The Librarian of Auschwitz: Based on the True Story of Dita Kraus
Written by Antonio Iturbe
Translated by Lilit Thwaites
Ebury Press, 2018, 424pp
Look, the people here. . .what are they? Zionists? Anti-Zionists? Atheists? Communists?” A sigh blurs his words momentarily. “And who cares? If you look more carefully, all you can see is people, nothing more. Fragile, corruptible people. Capable of the best and the worst. (p, 223)
This quote summarizes both the themes and mood of this Sydney Taylor Gold Medal Winner for older readers. Among the ubiquity of Shoah (Hebrew for Holocaust) texts, this one is special. While not technically non-fiction, The Librarian of Auschwitz is carefully and thoroughly researched biographical fiction that has been lauded by Holocaust survivors, scholars, and Jews worldwide for good reason.

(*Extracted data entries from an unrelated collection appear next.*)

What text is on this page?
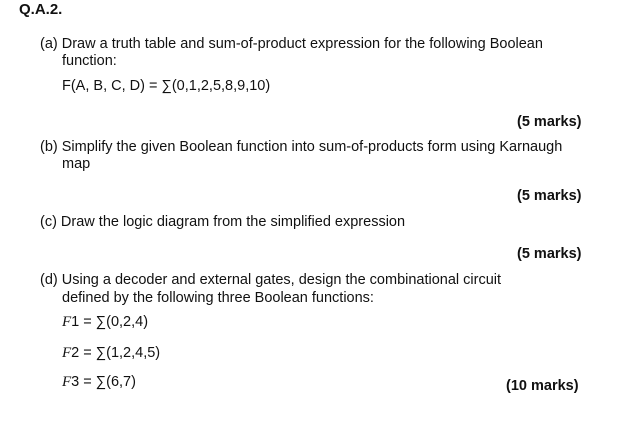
Q.A.2.
(a) Draw a truth table and sum-of-product expression for the following Boolean
function:
F(A, B, C, D) = ∑(0,1,2,5,8,9,10)
(5 marks)
(b) Simplify the given Boolean function into sum-of-products form using Karnaugh
map
(5 marks)
(c) Draw the logic diagram from the simplified expression
(5 marks)
(d) Using a decoder and external gates, design the combinational circuit
defined by the following three Boolean functions:
F1 = ∑(0,2,4)
F2 = ∑(1,2,4,5)
F3 = ∑(6,7)	(10 marks)
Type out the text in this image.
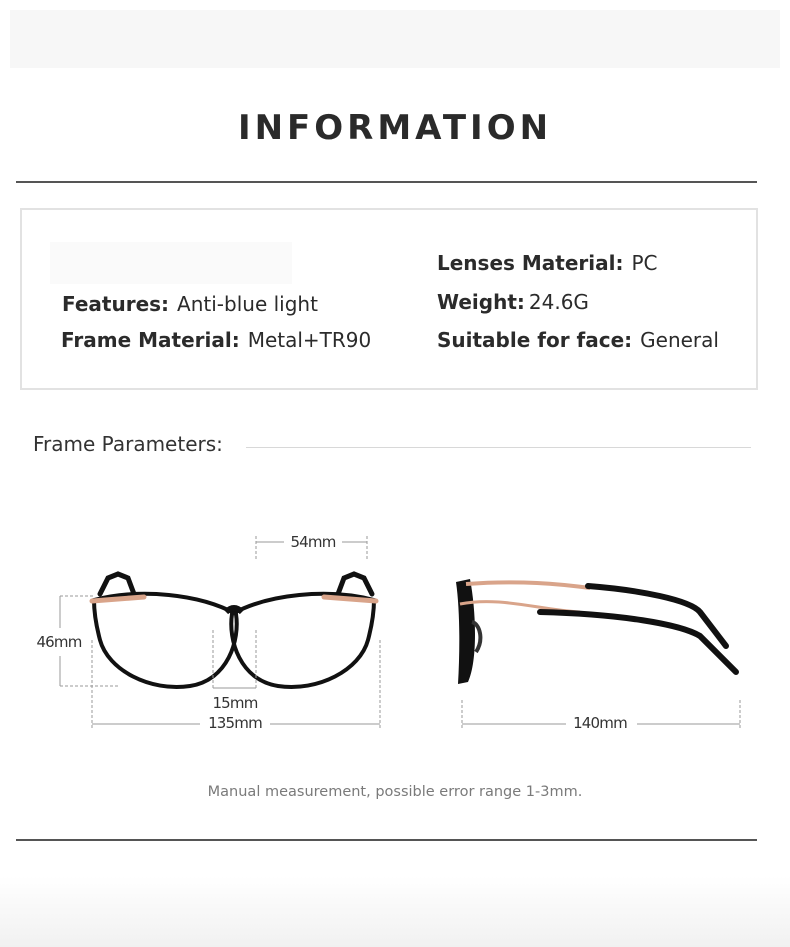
INFORMATION
Features: Anti-blue light
Frame Material: Metal+TR90
Lenses Material: PC
Weight: 24.6G
Suitable for face: General
Frame Parameters:
54mm
46mm
15mm
135mm	140mm
Manual measurement, possible error range 1-3mm.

The author, Antonio Iturbe, a Spanish non-Jew, wrote this novel after learning about the smallest library in the world, eight books at Auschwitz, and its adolescent librarian, Dita Kraus, who risked her life to be in charge of this minute collection. But this is just a small part of the story. Told through the stories of countless characters, including a gay sports coach, a repentant SS officer, doting mothers, lovers, and many others, this is a narrative that revolves around the idea that even in the hell of Auschwitz, people are just like the people you know in your life today.
The plot itself is concerned with the last years of the Shoah and takes place in a special camp for families where, for the time being, children are allowed to live and go to school. They play games, put on plays, and even celebrate Jewish holidays, all under the auspices of Josef Mengele. This setting allows the reader to see life being lived in the most trying of circumstances. The main character Dita, the librarian, encounters different people in her daily life, and the reader is privy to snippets of these people’s stories, too.
Infesting all of the stories is the Shoah and the reader is spared none of the horrors. However, unlike many books of this genre, the cruelty and inhumanity are supplanted, not by innocence, but by the business of living. Victims and perpetrators are neither saints nor sinners. Dita is a brave girl, but she is also rude and selfish. She is no hero; instead she is a smart teenager who is doing her best to fashion some kind of an existence as she grows up.
This novel would be best read in middle school and beyond. Because of its scope and themes, it could work well in social studies classes. The book would pair well with The Book Thief (Markus Zuzak, 2005), a story of a young girl and the books she steals that feed her soul in the stark days of 1939 Nazi Germany. In both stories the teen protagonists are protecting the power of words when words are being suppressed.
The author, Antonio Iturbe, is a novelist, a journalist, and a professor of journalism in his hometown of Barcelona, Spain. He is the author of two well-known Spanish children’s series called La Isla de Susu and Los casos del Inspector Cito.